Malian ex-junta leader Amadou Sanogo (C) arrives at Bamako airport on March 29, 2012 in Bamako. The leader of the military coup that ousted Mali’s president from power says “the situation is under control” in the country’s capital Bamako.

In a written statement shown on state television early Tuesday, Captain Amadou Sanogo said that his troops are now in control of the airport, state television, radio station and an army barracks in Bamako following nighttime clashes with guardsmen loyal to the toppled president Amani Toumani Toure. 

Several people reportedly lost their lives Monday night when Toure loyalists tried to reverse the coup. 

The clashes occurred around the state broadcasting building and in several other locations in Bamako. 

“These are elements of the presidential guard from the old regime and they’re trying to turn things around,” Bacary Mariko, a spokesman for the ruling military junta said. “We have the situation under control.” 

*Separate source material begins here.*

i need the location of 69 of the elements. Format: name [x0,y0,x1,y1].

It has been just over a month since the military coup in Mali. Although the junta has handed power to an interim government, it is still thought to wield considerable influence. 

On April 20, President Toure fled to Senegal after taking shelter in the Senegalese Embassy in Mali. 

Toure tendered his official resignation on April 8 to facilitate a deal signed by the junta chief and Economic Community of West African States (ECOWAS) mediator Djibril Bassole to establish an interim government and restore constitutional rule. 

Mali’s interim leaders, President Dioncounda Traore and Prime Minister Cheick Modibo Diarra, have been tasked with organizing elections and putting an end to the rebellion of separatists in the north. 

Army troops staged the coup after accusing Toure of inability to control the rebels of the north who had for months tried to gain independence.